The Serbian national competition authority (NCA) has started its second Phase II merger probe of the year – this time in the steel industry.

Who are the parties to the transaction?

The acquirer in the transaction is Kingspan Holding Netherlands B.V., a company of Ireland-based Kingspan Group. The group is active in production and distribution activities throughout Europe, the Far East and the United States. It produces sandwich panels, insulation, lighting and air solutions, water and energy technologies, and data and floor technologies.

The targets are five companies of the steel division of the Romanian company TeraPlast S.A.: TeraSteel S.A. (Romania), TeraSteel d.o.o. (Serbia), TeraSteel Slovakia SRO (Slovakia), Wetterbest SA (Romania), and Cortina WTB SRL (Romania).

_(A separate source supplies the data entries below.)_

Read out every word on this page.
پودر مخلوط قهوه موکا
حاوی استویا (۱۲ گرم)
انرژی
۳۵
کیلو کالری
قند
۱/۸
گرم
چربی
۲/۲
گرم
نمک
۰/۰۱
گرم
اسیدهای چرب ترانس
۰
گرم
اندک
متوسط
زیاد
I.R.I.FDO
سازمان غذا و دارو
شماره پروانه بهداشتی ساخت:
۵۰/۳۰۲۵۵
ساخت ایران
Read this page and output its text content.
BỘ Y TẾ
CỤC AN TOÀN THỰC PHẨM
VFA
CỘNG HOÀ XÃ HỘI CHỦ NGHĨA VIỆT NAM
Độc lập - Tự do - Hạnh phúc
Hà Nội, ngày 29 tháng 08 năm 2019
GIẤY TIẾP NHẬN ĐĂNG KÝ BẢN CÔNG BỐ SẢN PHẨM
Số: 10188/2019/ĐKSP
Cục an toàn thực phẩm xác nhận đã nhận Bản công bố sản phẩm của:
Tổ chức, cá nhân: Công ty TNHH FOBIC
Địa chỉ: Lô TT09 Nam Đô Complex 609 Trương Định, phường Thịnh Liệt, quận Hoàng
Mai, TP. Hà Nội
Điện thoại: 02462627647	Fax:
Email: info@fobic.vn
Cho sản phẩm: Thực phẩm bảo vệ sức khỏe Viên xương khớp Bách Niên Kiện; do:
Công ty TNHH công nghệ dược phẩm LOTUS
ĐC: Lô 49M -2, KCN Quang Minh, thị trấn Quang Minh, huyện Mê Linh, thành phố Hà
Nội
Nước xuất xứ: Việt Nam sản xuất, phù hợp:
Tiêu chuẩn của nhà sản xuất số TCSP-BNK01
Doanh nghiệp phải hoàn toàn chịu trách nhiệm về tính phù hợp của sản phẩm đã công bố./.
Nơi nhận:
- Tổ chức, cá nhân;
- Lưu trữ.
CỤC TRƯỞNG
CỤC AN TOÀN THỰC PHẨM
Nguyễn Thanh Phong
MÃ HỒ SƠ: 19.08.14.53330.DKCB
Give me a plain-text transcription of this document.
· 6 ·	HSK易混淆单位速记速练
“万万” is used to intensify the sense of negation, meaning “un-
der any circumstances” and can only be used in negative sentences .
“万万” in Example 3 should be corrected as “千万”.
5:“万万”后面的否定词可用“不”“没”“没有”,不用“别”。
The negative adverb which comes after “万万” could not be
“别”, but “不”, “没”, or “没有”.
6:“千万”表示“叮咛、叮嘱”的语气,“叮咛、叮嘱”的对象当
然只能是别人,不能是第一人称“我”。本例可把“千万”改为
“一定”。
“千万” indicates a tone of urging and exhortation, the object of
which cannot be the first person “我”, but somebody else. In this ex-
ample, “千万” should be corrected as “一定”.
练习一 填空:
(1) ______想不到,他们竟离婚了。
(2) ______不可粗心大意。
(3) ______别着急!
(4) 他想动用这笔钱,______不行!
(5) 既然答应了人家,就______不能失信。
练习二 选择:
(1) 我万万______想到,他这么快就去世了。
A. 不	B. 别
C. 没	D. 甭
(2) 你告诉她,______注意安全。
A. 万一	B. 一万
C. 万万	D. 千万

How are the parties present in Serbia?

Kingspan Group is in Serbia active through its subsidiary Kingspan d.o.o. Beograd, active in the wholesale of foam sandwich panels and mineral fiber sandwich panels.

On the other hand, the target is in Serbia present through its subsidiary TeraSteel d.o.o. which, apart from wholesale, is also active in the production of foam sandwich panels, mineral fiber sandwich panels and single-layer construction sheets.

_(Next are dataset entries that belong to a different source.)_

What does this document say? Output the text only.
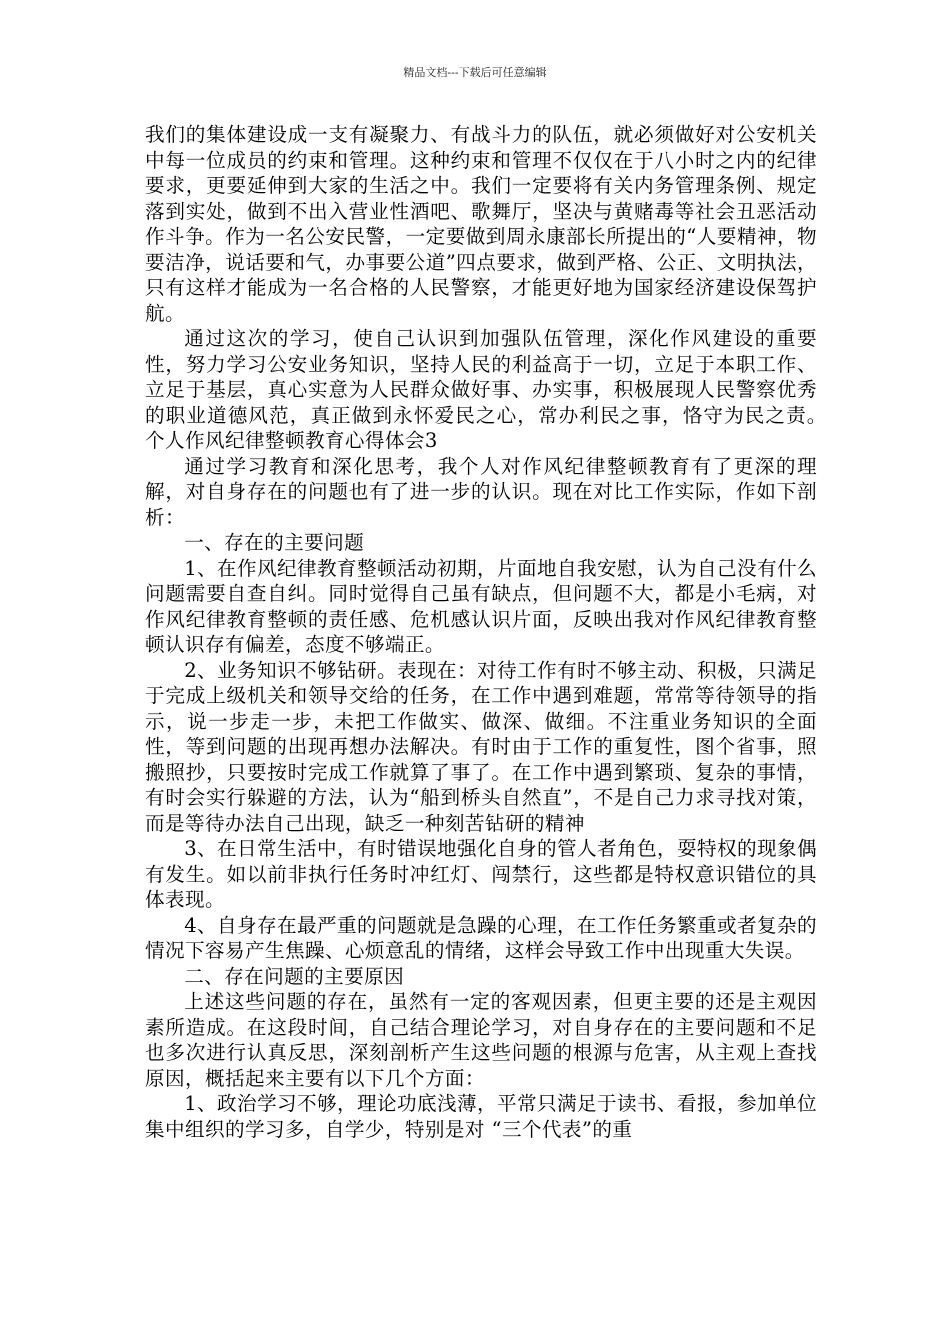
精品文档---下载后可任意编辑

我们的集体建设成一支有凝聚力、有战斗力的队伍，就必须做好对公安机关中每一位成员的约束和管理。这种约束和管理不仅仅在于八小时之内的纪律要求，更要延伸到大家的生活之中。我们一定要将有关内务管理条例、规定落到实处，做到不出入营业性酒吧、歌舞厅，坚决与黄赌毒等社会丑恶活动作斗争。作为一名公安民警，一定要做到周永康部长所提出的“人要精神，物要洁净，说话要和气，办事要公道”四点要求，做到严格、公正、文明执法，只有这样才能成为一名合格的人民警察，才能更好地为国家经济建设保驾护航。

通过这次的学习，使自己认识到加强队伍管理，深化作风建设的重要性，努力学习公安业务知识，坚持人民的利益高于一切，立足于本职工作、立足于基层，真心实意为人民群众做好事、办实事，积极展现人民警察优秀的职业道德风范，真正做到永怀爱民之心，常办利民之事，恪守为民之责。　　　个人作风纪律整顿教育心得体会3

通过学习教育和深化思考，我个人对作风纪律整顿教育有了更深的理解，对自身存在的问题也有了进一步的认识。现在对比工作实际，作如下剖析：

一、存在的主要问题

1、在作风纪律教育整顿活动初期，片面地自我安慰，认为自己没有什么问题需要自查自纠。同时觉得自己虽有缺点，但问题不大，都是小毛病，对作风纪律教育整顿的责任感、危机感认识片面，反映出我对作风纪律教育整顿认识存有偏差，态度不够端正。

2、业务知识不够钻研。表现在：对待工作有时不够主动、积极，只满足于完成上级机关和领导交给的任务，在工作中遇到难题，常常等待领导的指示，说一步走一步，未把工作做实、做深、做细。不注重业务知识的全面性，等到问题的出现再想办法解决。有时由于工作的重复性，图个省事，照搬照抄，只要按时完成工作就算了事了。在工作中遇到繁琐、复杂的事情，有时会实行躲避的方法，认为“船到桥头自然直”，不是自己力求寻找对策，而是等待办法自己出现，缺乏一种刻苦钻研的精神

3、在日常生活中，有时错误地强化自身的管人者角色，耍特权的现象偶有发生。如以前非执行任务时冲红灯、闯禁行，这些都是特权意识错位的具体表现。

4、自身存在最严重的问题就是急躁的心理，在工作任务繁重或者复杂的情况下容易产生焦躁、心烦意乱的情绪，这样会导致工作中出现重大失误。

二、存在问题的主要原因

上述这些问题的存在，虽然有一定的客观因素，但更主要的还是主观因素所造成。在这段时间，自己结合理论学习，对自身存在的主要问题和不足也多次进行认真反思，深刻剖析产生这些问题的根源与危害，从主观上查找原因，概括起来主要有以下几个方面：

1、政治学习不够，理论功底浅薄，平常只满足于读书、看报，参加单位集中组织的学习多，自学少，特别是对 “三个代表”的重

What is the relevant market here?

In the merger notification, the applicant proposed two relevant product markets: 1) production and wholesale of foam sandwich panels and 2) production and wholesale of mineral fiber sandwich panels. The NCA seems inclined to accept such definitions.

On the other hand, the NCA and the applicant seem to have different views on the geographic dimension of the relevant market – while the applicant has proposed a regional relevant market, the NCA appears to be sticking to its established position that the relevant geographic market cannot be wider than national.

How serious is the horizontal overlap between the parties?

According to the NCA’s preliminary findings, which led it to the initiation of the Phase II, the overlap between the parties is significant.

Specifically, prior to the transaction, the acquirer and the targets each have a market share in Serbia of 20-30% and post-transaction the combined share will exceed 40%.

The NCA has also noted the transaction would bring about a significant change in the market structure, making the market highly concentrated. In this context, HHI pre-transaction is 1,771 points and post-transaction would be 2,943 points, which is a change of 1,173 index points.

Key takeaway

The Serbian NCA does not open Phase II investigations often – this is only the second such probe this year. During the entire 2019, there were three such in-depth proceedings.

Based on its previous practice, it is unlikely the NCA will prohibit the planned takeover. It is, however, possible that the parties will need to come up with commitments which would be sufficient for the NCA to clear the transaction.